The hydrafloods.Dataset class can be used to create custom dataset classes for sensors. This is helpful when there is a sensor that will be used often with other datasets using hydrafloods. Here is an example of writing a custom hydrafloods.Dataset class for the GOES16 collection. We will predefine the asset_id argument and define a qa() method to scale data to reflectance and mask poor quality pixels.

class Goes16(hf.Dataset):
    def __init__(self, *args, asset_id="NOAA/GOES/16/MCMIPF", use_qa=True, **kwargs):
        # initialize the parent class
        super(Goes16, self).__init__(*args, asset_id=asset_id, use_qa=use_qa, **kwargs)

        # list of band names to return with new names
        old_band_names = ["CMI_C01", "green", "CMI_C02","CMI_C03","CMI_C05","CMI_C06"]
        new_band_names = ["blue","green","red","nir","swir1","swir2"]

        # change the band names to something
        self.collection = self.collection.select(
            old_band_names, new_band_names
        )

        return

    # define a qa method and wrap in the carry_metadata decorator
    # retains metadata for each image
    # qa() will get called on super() if use_qa==True
    @hf.decorators.keep_attrs
    def qa(self, img):
        """Custom QA masking method for Goes17 data
        Scales data to reflectance and finds poor quality images
        add a psuedo-green band using methods from https://doi.org/10.1029/2018EA000379
        """

        band_names = img.bandNames()

        # get scale and offset values
        scale_properties = band_names.map(lambda x: ee.String(x).cat("_scale"))
        offset_properties = band_names.map(lambda x: ee.String(x).cat("_offset"))

        # convert scale/offset values to image
        scale_img = img.toDictionary(scale_properties).toImage()
        offset_img = img.toDictionary(offset_properties).toImage()

        # get qa bands and set 0 to 1 and everything else to 0
        qa_img = img.select("^(DQF).*").Not()

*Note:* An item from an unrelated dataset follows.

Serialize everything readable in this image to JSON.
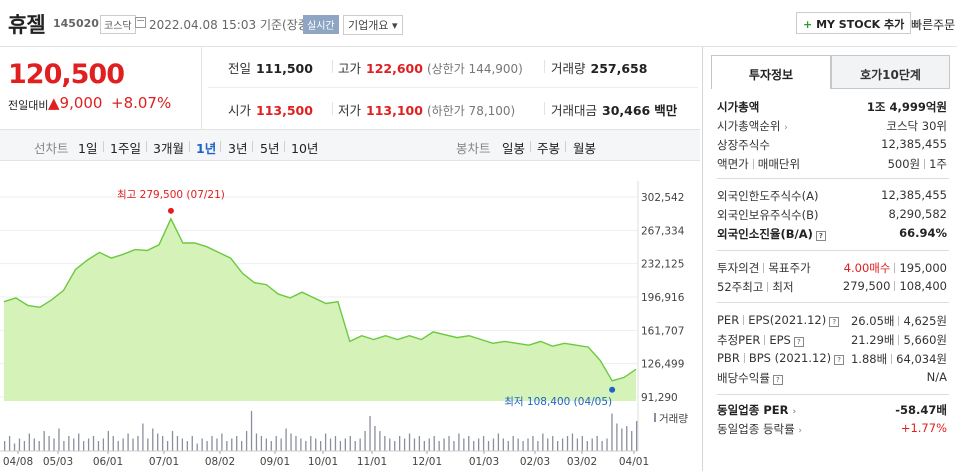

        # get the actual image data and apply qa mask
        img = img.select("^(CMI).*").updateMask(qa_img)

        # scale imagery to reflectance
        img = img.multiply(scale_img).add(offset_img).multiply(qa_img)

        # compute psuedo green band
        green_weights = ee.Image.constant([0.45, 0.45, 0.1])
        green_band = (
            img.select(["CMI_C01", "CMI_C02", "CMI_C03"])
            .multiply(green_weights)
            .reduce("sum")
            .rename("green")
        )

        return img.addBands(green_band)


# get a GOES collection over the United States
us = hf.country_bbox("United States")
goes = Goes16(us,"2020-07-28T18:40:18","2020-07-29T00:00:00")

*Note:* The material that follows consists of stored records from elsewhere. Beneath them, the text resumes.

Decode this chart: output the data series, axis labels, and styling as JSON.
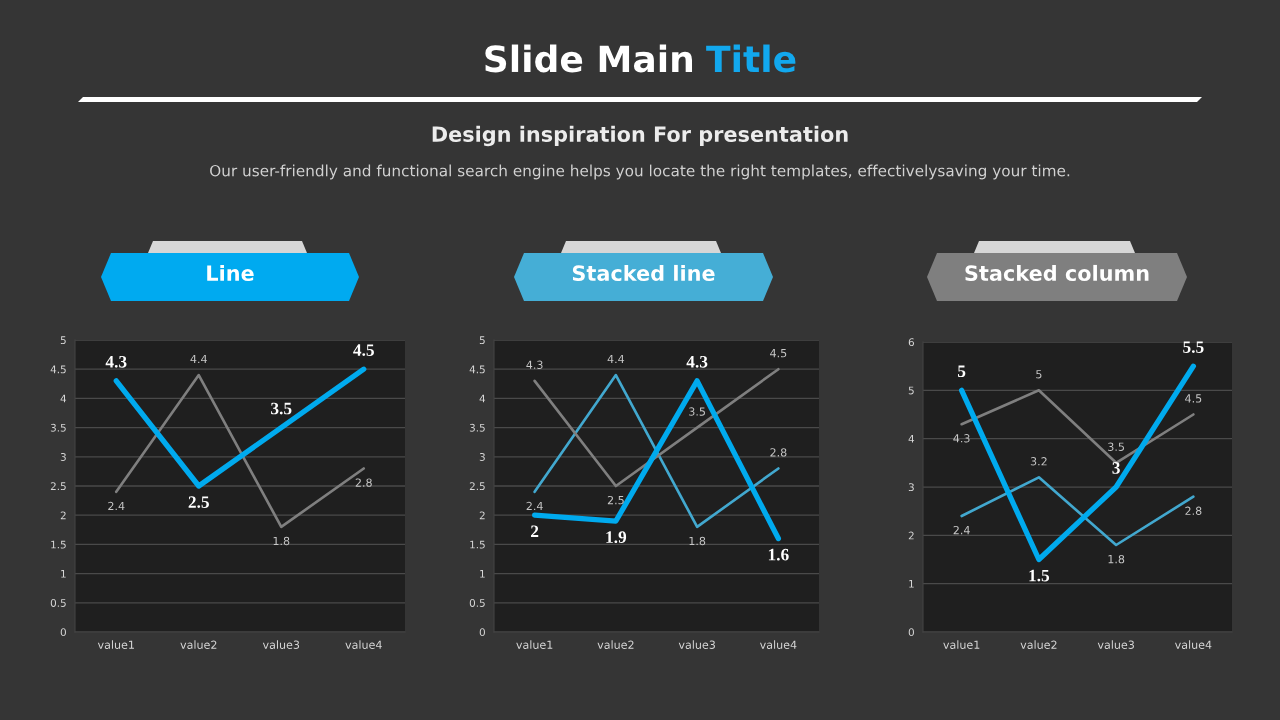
{
  "chart_data": [
    {
      "type": "other",
      "title": "Slide Main Title",
      "subtitle": "Design inspiration For presentation",
      "annotations": [
        "Our user-friendly and functional search engine helps you locate the right templates, effectivelysaving your time."
      ]
    },
    {
      "type": "line",
      "title": "Line",
      "categories": [
        "value1",
        "value2",
        "value3",
        "value4"
      ],
      "series": [
        {
          "color": "#00aaee",
          "values": [
            4.3,
            2.5,
            3.5,
            4.5
          ]
        },
        {
          "color": "#7f7f7f",
          "values": [
            2.4,
            4.4,
            1.8,
            2.8
          ]
        }
      ],
      "ylim": [
        0,
        5
      ],
      "yticks": [
        0,
        0.5,
        1,
        1.5,
        2,
        2.5,
        3,
        3.5,
        4,
        4.5,
        5
      ],
      "grid": "y",
      "data_labels": true
    },
    {
      "type": "line",
      "title": "Stacked line",
      "categories": [
        "value1",
        "value2",
        "value3",
        "value4"
      ],
      "series": [
        {
          "color": "#00aaee",
          "values": [
            2,
            1.9,
            4.3,
            1.6
          ]
        },
        {
          "color": "#42a8cf",
          "values": [
            2.4,
            4.4,
            1.8,
            2.8
          ]
        },
        {
          "color": "#7f7f7f",
          "values": [
            4.3,
            2.5,
            3.5,
            4.5
          ]
        }
      ],
      "ylim": [
        0,
        5
      ],
      "yticks": [
        0,
        0.5,
        1,
        1.5,
        2,
        2.5,
        3,
        3.5,
        4,
        4.5,
        5
      ],
      "grid": "y",
      "data_labels": true
    },
    {
      "type": "line",
      "title": "Stacked column",
      "categories": [
        "value1",
        "value2",
        "value3",
        "value4"
      ],
      "series": [
        {
          "color": "#00aaee",
          "values": [
            5,
            1.5,
            3,
            5.5
          ]
        },
        {
          "color": "#42a8cf",
          "values": [
            2.4,
            3.2,
            1.8,
            2.8
          ]
        },
        {
          "color": "#7f7f7f",
          "values": [
            4.3,
            5,
            3.5,
            4.5
          ]
        }
      ],
      "ylim": [
        0,
        6
      ],
      "yticks": [
        0,
        1,
        2,
        3,
        4,
        5,
        6
      ],
      "grid": "y",
      "data_labels": true
    }
  ]
}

# view the results from the GOES16 collection
first_img = goes.collection.first()
viz_params = {
    "min":0.05,
    "max":0.55,
    "bands":"swir1,nir,green",
    "gamma":1.5,
    "region":us,
    "dimensions":1024,
    "crs":"epsg:5070"
}
print(first_img.getThumbURL(viz_params))

In this example of a custom dataset class for GOES16 imagery, the qa() method definition is more for preprocessing to scale the imagery. A custom cloud/shadow masking workflow can easily be included and applied on the imagery. Now we are ready to use our custom GOES16 imagery with the rest of the hydrafloods functions!

More detailed information on the hydrafloods.Dataset class along with it's method fucntionality and arguments can be found in the datasets module API reference.